Non vi riporterò la trama scritta da me perché non sarebbe per niente facile e anche perché quella che potete leggere qui sopra dice a sufficienza.
Trattandosi del racconto di una storia vera, questa recensione sarà leggermente più breve delle precedenti e, visto che ci sono, pensavo anche di fare un piccolo confronto con il film, di certo più conosciuto del libro.
La prima cosa che vi voglio dire di questo libro è che, oltre a raccontare le vicende di Heinrich Harrer, offre un interessante resoconto della storia del Tibet.
L'autore, nonché protagonista, infatti, riporta in maniera precisa e dettagliata quella che è la sua avventura tra i monti della catena himalaiana, fornendo dati tecnici ma anche culturali e sociali.
Sono molto interessanti i momenti in cui lascia da parte la narrazione regolare, per soffermarsi su alcuni aspetti particolari della cultura tibetana e limitrofa.
Questo secondo me è il punto di forza di questo romanzo, perché sulla storia e la cultura del Tibet si sa davvero molto poco!
Un'altra cosa che mi ha colpito è il rapporto che Harrer riesce ad instaurare non solo con il Dalai Lama, ma anche con la popolazione di Lhasa. Riuscendo ad integrarsi piuttosto bene, nonostante le non poche difficoltà iniziali. Anche in questo caso è interessante leggere i piccoli excursus sulla vita quotidiana a Lhasa o su quella del Dalai Lama.

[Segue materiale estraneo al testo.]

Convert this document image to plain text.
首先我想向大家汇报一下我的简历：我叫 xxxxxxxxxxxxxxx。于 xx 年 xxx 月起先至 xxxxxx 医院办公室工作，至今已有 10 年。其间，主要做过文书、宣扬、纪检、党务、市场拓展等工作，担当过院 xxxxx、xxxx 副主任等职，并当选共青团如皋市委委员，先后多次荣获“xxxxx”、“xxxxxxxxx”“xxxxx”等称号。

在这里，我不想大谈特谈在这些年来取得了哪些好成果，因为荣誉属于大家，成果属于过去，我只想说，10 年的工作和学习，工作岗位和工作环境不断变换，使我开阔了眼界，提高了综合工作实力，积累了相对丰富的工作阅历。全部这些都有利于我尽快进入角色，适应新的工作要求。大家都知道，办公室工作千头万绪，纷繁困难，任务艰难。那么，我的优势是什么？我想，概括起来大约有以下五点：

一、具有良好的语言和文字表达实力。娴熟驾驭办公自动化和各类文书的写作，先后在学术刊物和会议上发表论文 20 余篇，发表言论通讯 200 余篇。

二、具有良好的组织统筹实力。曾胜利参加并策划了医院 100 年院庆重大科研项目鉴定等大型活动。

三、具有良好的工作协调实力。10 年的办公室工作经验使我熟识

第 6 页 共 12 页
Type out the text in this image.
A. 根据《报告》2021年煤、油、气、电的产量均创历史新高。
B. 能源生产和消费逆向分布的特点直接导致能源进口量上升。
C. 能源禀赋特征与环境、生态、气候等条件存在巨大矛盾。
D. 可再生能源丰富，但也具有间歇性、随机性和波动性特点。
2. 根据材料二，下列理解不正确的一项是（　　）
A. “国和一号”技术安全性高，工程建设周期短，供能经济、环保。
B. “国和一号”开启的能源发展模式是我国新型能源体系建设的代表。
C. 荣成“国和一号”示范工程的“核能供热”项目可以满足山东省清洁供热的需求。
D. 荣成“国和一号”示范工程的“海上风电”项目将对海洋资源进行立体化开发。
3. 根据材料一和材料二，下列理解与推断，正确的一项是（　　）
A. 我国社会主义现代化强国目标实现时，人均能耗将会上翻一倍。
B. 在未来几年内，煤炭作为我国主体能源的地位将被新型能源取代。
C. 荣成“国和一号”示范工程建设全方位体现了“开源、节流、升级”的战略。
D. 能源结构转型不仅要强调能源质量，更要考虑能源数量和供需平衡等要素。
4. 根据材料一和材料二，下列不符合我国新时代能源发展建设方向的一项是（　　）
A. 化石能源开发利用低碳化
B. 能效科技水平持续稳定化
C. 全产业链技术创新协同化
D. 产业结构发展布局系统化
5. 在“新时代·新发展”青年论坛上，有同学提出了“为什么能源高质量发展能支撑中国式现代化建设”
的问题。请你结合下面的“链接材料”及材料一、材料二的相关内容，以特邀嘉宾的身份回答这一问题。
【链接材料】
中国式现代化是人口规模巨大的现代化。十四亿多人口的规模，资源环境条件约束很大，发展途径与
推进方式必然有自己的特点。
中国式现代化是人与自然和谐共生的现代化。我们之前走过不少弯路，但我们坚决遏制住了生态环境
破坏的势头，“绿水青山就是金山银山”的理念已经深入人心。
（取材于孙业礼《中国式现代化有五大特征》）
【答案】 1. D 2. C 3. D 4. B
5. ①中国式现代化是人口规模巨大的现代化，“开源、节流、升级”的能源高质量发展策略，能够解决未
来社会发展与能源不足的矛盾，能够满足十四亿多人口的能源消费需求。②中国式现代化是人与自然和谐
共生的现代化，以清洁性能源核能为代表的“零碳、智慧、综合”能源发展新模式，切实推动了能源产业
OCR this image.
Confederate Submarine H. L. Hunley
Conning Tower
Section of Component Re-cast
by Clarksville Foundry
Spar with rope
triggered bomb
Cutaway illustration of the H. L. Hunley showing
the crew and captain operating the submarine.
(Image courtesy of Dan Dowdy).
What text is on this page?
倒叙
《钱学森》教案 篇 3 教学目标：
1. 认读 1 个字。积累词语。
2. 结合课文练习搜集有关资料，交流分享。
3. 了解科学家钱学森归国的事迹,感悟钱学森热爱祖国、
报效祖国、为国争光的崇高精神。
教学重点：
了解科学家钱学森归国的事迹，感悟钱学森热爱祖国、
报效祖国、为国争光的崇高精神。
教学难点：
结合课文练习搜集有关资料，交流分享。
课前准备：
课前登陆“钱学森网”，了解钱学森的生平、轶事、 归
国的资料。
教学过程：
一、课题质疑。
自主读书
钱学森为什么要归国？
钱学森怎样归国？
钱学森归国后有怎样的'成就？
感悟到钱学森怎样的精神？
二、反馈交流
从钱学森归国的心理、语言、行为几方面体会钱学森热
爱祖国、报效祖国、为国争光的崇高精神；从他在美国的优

Ovviamente, trattandosi di persone reali, non mi posso soffermare sulla caratterizzazione dei personaggi, perché non credo avrebbe un gran senso.
Mi sento però di dedicare un paio di righe ad un breve confronto con la trasposizione cinematografica, perché ho trovato la resa dei personaggi non molto fedele a come sono nel libro.
Quello che più mi ha lasciato perplessa è lo stesso Harrer, che nel film viene dipinto come uno scalatore famoso che gode della sua fama e si presenta spocchioso e arrogante nei confronti dei compagni di cordata. Nel film, Harrer si sente migliore e superiori ai suoi compagni, anche nel momento in cui si trovano reclusi nel campo di prigionia, quando invece dovrebbero fare gruppo e aiutarsi tra loro. Anche con Peter Aufschnaiter, che sarà il suo compagno di avventura fino alla fine, nel film si dimostra poco amichevole, entrando in competizione e considerandolo più un sottoposto che un pari.
Mi chiedo come mai ci sia stato questo sviluppo durante le riprese della pellicola, dato che nel libro avviene l'esatto contrario!
Harrer non è borioso, supponente o arrogante, ma anzi si dimostra altruista e disposto a collaborare con i compagni di prigionia. Con Aufschnaiter instaura un buon rapporto di amicizia e non lo considera mai ad un livello inferiore al suo, anzi tiene molto in considerazione il suo parere e i suoi consigli.
Per carità, Brad Pitt è sempre Brad Pitt, e qui non ho assolutamente nulla da dire!
Ho trovato ottima la sua interpretazione, così come quella di David Thewlis (il caro Remus Lupin di Harry Potter), che ho trovato davvero adatto al personaggio e, in questo caso, ben reso rispetto al libro.
Per quanto riguarda, invece, quello che non mi è piaciuto, ho solo un punto da portare e si tratta della totale mancanza di dialogo.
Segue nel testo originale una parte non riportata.